The Digital Services Coordinator of a country regularly verifies the number of users of online platforms in its area of jurisdiction. The determination that an entity is a 'Very Large Platform’ entails inclusion by the Commission in a public list of such platforms and being subject to specific obligations. Such status will certainly be attributed to digital giants like Meta (Facebook), Twitter or Booking.com.
Above all, as the legislator points out, despite having a huge impact on reality, platforms focus mainly on profit, thus failing to recognise and analyse the risks of negative socio-economic phenomena that their activities may cause. Therefore, in addition to the obligations required of all other digital service providers, the DSA imposes an annual risk analysis on very large platforms. These include the dissemination of illegal content by users (e.g. hate speech, the sale of illegal products), the violation of the fundamental rights of EU citizens (e.g. by activities on the platform resulting in a restriction of competition) or the use of platforms for deliberate manipulation (e.g. the use of bots to spread fake news for political purposes).

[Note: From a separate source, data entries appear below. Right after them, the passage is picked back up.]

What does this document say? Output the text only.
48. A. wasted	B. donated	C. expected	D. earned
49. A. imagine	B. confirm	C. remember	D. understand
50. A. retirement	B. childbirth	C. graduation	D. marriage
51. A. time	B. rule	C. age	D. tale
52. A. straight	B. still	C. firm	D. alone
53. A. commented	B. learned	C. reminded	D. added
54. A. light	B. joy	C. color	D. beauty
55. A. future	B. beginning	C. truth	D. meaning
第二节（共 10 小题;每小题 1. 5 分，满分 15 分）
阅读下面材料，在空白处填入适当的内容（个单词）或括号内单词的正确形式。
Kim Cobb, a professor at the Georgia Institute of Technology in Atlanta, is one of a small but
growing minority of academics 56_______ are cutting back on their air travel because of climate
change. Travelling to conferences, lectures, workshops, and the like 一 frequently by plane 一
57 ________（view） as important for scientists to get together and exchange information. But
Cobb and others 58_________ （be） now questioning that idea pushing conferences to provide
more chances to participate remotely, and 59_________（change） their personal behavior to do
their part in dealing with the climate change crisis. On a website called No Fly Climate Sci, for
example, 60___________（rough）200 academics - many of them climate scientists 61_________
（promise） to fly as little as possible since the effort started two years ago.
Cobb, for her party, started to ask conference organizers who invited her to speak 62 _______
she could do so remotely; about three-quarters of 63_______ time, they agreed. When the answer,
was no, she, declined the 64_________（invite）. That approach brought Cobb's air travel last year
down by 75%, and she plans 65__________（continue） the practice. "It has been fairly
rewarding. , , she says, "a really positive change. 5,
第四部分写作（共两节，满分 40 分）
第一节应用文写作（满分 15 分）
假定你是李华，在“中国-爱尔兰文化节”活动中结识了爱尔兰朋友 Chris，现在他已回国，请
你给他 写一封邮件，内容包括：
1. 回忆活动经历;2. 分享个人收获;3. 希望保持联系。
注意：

Risk mitigation and external audits
Platforms should not only analyse the risks associated with their activities, but also proactively combat the negative effects of these activities. First of all, they should adjust their moderation and content recommendation systems so that harmful information is not spread. In addition, the DSA mentions measures in the form of deprivation of advertising revenue for such content and, for the sake of balance, improving the display of credible sources of information . The steps taken must also be proportionate – they should not result in unnecessary restrictions on the use of services. Finally, the DSA encourages the development of codes of conduct on their own or jointly with other platforms to implement the most effective solutions. In addition, very large platforms should regularly submit their functioning in the EU to external audits by independent expert bodies. The objective of the audit is to verify, among other things, whether platforms comply with the obligations imposed on them by the DSA. In the event of negative audit results, a check may be initiated by the Digital Services Coordinator.